The flight from the States to Iceland is not a flight for the weak, or at least those who need a full eight hours of sleep. Several hours in the air doesn’t prepare the body for the adventure that awaits right outside when landing in Reykjavík. After a morning of exploring, swimming, and eating the first of many hot dogs from downtown Reykjavík, it was time to emerge into the Iceland Airwaves momentum…
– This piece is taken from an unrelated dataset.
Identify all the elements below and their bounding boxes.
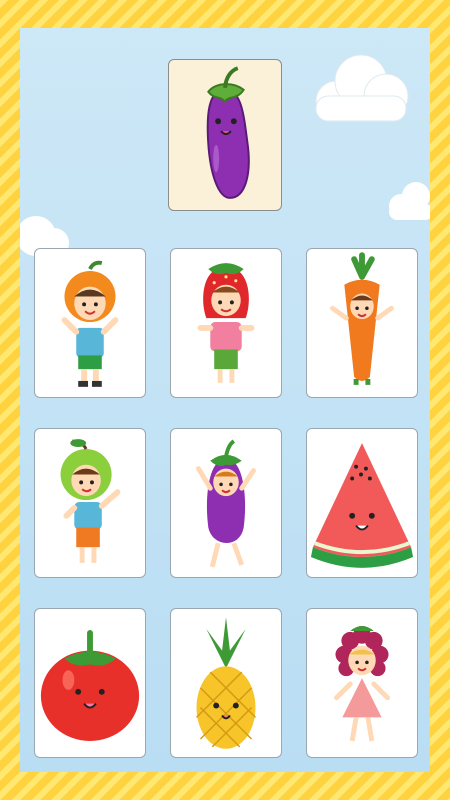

Starting the night at 12 Tonár was Mr. Silla, Sigurlaug Gísladóttir of múm‘s solo project. In the small record store, attendees gathered around an intimate setup where Gísladóttir ran synth and backup tracks from the top of a piano bench. The small space could hardly contain the gigantic personality behind Mr. Silla’s performance. Her sorrowfully energetic tone echoed through the small room against ghostly tracks. As the recorded keys descended, Gísladóttir’s electric vocals ascended into a memorizing soprano melody. The only disappointment to the performance was the mood change that followed with Tyler Ludwick’s addition of live guitar. In opposing tones, Gísladóttir’s vocals and Ludwick’s guitar fought for attention instead of complementing each other. While Ludwick demonstrated his own talents in refreshing guitar riffs, the vocals and guitar tone frequently clashed. As tracks were added to the two’s instrumental battle, it transformed into a competition for the loudest sound. Typically, the track would win. Gísladóttir’s emotionally addictive performance was dampened by the contrasting personalities of live and recorded effects.
The familiar vocals of Ólafur Guðjónsson were lost in Sinmara‘s performance at Gaukurinn. Opening for many bands playing the stage, Sinmara proved to be nothing more than an opening act in their performance. In a chaotic mess of instrumentals, Guðjónsson’s vocals were lost within the bantering guitars of Þórir Garðarsson and Garðar S. Jónsson, and the aggressive drums of Bjarni Einarsson. Not only were the vocals missed in the chaos, but Stephen Lockhart’s influential bass from their release of Aphotic Womb disappeared in the live show, too. This mess of instrumentals caused confusion on when one song would end and the other would begin. The production quality mimicked the instrumental disaster through inaccurate timing, and strobing lights that went against the rhythm of every song. With these incidents, Sinmara’s show was solely entertainment for those waiting for the upcoming acts.
Gaukurinn was not short of talented metal musicians tonight. Reykjavík’s Mathcore group of In the Company of Men brought down the house with intense guitar riffs and melodic vocals. A.K. Andersen’s insane talents brought a range of high, airless screams to low, strong vocals. Þorsteinn Gunnar Friðriksson’s guitar brought to life the band’s Jazzcore influences through stereotypical jazz string-picking. Reflecting each other’s perfectly timed beats, the drums of Björn Rúnarsson and Samúel Örn Böðvarsson’s bass rhythmically showcased their exotic time signatures in the Mathcore style. The band as a whole also worked well in dramatic pauses in individual songs. Through their precise timing, In the Company of Men were able to echo silence throughout Gaukurinn before continuing to tear the air with their metal sounds. The production for the set was just as well performed as the band itself. Effects of the stage lightning created an aesthetic of fear through red and white strobe lights. Fans themselves dove into the fearsome theme, creating a “wall of death” at Andersen’s command. The show itself was completely in the native language, creating a cultural explosion in the Icelandic metal scene.